The California Democrat also concluded, based on the DNI’s conduct, that the complaint must involve the president or other administration officials. Schiff subpoenaed Maguire to either supply the complaint by September 17 or appear before the committee on September 19 to explain why he had not. Maguire declined.

One thing to keep in mind is that Inspector General Michael Atkinson told lawmakers that the whistleblower report concerned  “multiple actions,” and it’s not at all clear that those actions were all contained within Trump’s phone conversation with the Ukrainian president.

One additional element is the role of Rudy Giuliani in soliciting damaging information on the Bidens from Ukraine. In May 2019, Giuliani announced his intention to travel to Ukraine in search of dirt, only to cancel the trip two days later when he was severely criticized. Yet, per the Wall Street Journal, by June he was in Paris talking “with an official from the Ukrainian prosecutor general’s office to discuss a possible Biden investigation.” In August, he traveled to Madrid:

Mr. Giuliani met with Andriy Yermak, a top aide to Mr. Zelensky, in Madrid. The two also spoke by phone later in the month. Mr. Giuliani described Mr. Yermak as “very receptive” and said the aide told him Mr. Zelensky would “get to the bottom of all this.”

It’s possible that the whistleblower report touches on these activities. They are of particular concern because on Friday the Wall Street Journal reported that during the July 25 call between Trump and Zelensky, the president urged Zelensky to “work with [Mr. Giuliani] on Biden, and that people in Washington wanted to know.” It appears that the August meeting between Giuliani and Mr.Yermak in Madrid was the follow-up to that request.

While there is much still to investigate, the basics are known. Even prior to Zelensky’s election in April, Trump and Giuliani have been hoping to use the bogus Hunter Biden story to damage their presumed 2020 opponent. To accomplish this, they needed the help of officials in Ukraine. Knowing that Ukraine is dependent on U.S. military aid, Trump sought to use it as leverage to force Zelensky’s hand and appears to have convinced him to at least send a top aide to meet with Giuliani in a third country.

That these are criminal and impeachable actions doesn’t seem to have really occurred to Trump or Giuliani since they have freely admitted almost everything, only shading what their true purpose was as they deemed necessary.

The most egregious act is the withholding of military aid, but that is really only a surplus impeachment charge. What they have admitted is at least as serious as what Trump was accused of doing in the Mueller probe. Ironically, the Zelensky phone call occurred the day after Mueller testified before Congress, proving that he had learned nothing about what is and is not legal and appropriate in terms of soliciting foreign assistance in a political campaign.

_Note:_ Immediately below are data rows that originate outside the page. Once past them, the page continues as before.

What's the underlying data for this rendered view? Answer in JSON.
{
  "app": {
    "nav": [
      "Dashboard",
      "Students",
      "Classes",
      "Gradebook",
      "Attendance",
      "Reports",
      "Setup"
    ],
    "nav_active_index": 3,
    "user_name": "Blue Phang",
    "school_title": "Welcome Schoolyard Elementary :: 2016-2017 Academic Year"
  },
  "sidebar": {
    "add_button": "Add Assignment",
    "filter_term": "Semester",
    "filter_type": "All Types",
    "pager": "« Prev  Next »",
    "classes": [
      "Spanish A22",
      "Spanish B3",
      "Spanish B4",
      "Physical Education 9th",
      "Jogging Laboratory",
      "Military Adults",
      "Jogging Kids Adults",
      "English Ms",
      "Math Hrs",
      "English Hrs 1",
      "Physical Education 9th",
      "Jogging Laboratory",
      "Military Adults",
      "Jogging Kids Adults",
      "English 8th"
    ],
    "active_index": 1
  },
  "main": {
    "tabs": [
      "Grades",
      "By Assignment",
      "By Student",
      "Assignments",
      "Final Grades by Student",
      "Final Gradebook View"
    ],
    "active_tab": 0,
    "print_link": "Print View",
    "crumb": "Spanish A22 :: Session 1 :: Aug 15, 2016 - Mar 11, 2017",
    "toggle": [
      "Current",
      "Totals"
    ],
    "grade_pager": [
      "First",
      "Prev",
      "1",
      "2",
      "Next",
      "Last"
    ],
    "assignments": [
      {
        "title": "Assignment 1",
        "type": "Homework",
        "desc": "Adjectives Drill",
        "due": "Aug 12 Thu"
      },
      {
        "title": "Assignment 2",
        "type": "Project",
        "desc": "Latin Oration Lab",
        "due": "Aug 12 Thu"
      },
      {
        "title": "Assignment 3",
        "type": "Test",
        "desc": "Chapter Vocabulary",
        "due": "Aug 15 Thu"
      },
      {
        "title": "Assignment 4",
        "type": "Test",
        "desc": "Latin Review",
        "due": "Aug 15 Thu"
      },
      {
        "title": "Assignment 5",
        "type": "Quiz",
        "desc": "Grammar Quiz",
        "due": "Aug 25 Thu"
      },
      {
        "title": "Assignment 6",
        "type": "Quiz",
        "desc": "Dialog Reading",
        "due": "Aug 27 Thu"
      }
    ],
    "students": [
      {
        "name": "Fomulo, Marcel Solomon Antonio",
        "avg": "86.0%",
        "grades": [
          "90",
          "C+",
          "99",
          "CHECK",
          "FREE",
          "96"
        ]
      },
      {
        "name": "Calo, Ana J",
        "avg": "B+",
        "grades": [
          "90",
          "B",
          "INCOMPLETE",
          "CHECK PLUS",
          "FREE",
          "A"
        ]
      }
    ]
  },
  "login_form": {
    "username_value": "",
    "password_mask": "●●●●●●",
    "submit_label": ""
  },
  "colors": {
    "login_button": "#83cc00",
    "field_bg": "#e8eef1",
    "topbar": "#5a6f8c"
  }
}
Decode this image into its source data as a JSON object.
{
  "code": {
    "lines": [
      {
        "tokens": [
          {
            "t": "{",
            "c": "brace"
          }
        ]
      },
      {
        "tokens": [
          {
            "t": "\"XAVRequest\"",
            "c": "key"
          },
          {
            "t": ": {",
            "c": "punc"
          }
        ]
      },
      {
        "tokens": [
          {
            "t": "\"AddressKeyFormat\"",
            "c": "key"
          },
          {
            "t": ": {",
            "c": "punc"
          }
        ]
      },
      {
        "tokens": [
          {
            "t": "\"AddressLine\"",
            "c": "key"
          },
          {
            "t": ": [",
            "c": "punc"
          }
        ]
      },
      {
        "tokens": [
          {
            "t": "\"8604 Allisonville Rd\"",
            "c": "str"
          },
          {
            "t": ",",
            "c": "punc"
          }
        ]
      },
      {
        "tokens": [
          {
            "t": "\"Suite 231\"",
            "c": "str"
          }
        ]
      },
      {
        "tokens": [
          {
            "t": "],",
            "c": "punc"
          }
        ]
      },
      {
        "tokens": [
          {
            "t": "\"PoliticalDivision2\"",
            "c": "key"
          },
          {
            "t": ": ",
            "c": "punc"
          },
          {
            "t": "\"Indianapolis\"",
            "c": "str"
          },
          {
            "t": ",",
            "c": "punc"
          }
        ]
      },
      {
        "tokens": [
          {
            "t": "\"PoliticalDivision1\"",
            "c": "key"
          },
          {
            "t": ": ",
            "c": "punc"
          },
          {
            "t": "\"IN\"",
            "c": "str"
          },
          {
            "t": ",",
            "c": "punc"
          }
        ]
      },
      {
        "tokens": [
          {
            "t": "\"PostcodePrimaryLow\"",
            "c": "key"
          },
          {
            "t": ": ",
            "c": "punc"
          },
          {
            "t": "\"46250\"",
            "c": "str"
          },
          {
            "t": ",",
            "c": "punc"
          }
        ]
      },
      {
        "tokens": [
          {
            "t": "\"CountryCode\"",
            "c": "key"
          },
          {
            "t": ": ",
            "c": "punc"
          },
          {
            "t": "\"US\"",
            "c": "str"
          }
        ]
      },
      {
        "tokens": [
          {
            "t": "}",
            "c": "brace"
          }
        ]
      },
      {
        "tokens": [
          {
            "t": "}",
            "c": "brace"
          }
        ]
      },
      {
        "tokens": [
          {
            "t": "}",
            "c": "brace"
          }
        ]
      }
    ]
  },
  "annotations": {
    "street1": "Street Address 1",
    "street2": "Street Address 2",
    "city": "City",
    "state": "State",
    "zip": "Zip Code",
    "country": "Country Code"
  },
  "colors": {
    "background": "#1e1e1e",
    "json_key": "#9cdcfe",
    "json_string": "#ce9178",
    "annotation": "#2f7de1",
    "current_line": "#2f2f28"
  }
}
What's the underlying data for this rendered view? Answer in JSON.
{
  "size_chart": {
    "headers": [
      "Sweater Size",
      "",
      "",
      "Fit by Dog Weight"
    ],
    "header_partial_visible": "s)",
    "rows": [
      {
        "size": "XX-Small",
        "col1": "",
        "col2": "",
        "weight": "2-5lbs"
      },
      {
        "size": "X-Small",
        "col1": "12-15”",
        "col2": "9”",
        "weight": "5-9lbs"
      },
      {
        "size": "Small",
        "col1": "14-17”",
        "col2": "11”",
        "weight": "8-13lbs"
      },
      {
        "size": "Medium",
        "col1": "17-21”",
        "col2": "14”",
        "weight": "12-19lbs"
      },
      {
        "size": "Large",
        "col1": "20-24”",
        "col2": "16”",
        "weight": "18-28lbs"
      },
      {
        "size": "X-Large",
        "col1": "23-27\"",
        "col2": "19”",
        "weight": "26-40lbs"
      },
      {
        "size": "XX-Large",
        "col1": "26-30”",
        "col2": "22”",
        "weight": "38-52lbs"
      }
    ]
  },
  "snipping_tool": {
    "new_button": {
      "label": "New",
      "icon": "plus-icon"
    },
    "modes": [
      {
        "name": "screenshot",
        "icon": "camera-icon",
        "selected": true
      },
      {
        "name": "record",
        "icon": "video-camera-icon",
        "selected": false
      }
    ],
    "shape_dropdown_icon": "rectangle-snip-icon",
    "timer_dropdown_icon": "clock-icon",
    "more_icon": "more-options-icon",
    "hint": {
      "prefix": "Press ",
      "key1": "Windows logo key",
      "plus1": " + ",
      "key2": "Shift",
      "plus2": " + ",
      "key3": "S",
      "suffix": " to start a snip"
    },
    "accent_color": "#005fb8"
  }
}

Examining what will happen next will have to be the subject of a separate piece. Currently, acting DNI director Joseph Maguire is scheduled to testify before the House Intelligence Committee on Thursday, September 26. Things are moving fast in the House, and it appears that Speaker Pelosi’s reluctance to impeach the president has crumbled.

In a way, this story has everything that the Mueller investigation lacked. The conspiracy is in plain sight and the participants have openly confessed. They may make excuses and attempt to muddy the waters, but the case appears proven. We’ll have to see if this will have any material effect in how Republican lawmakers respond.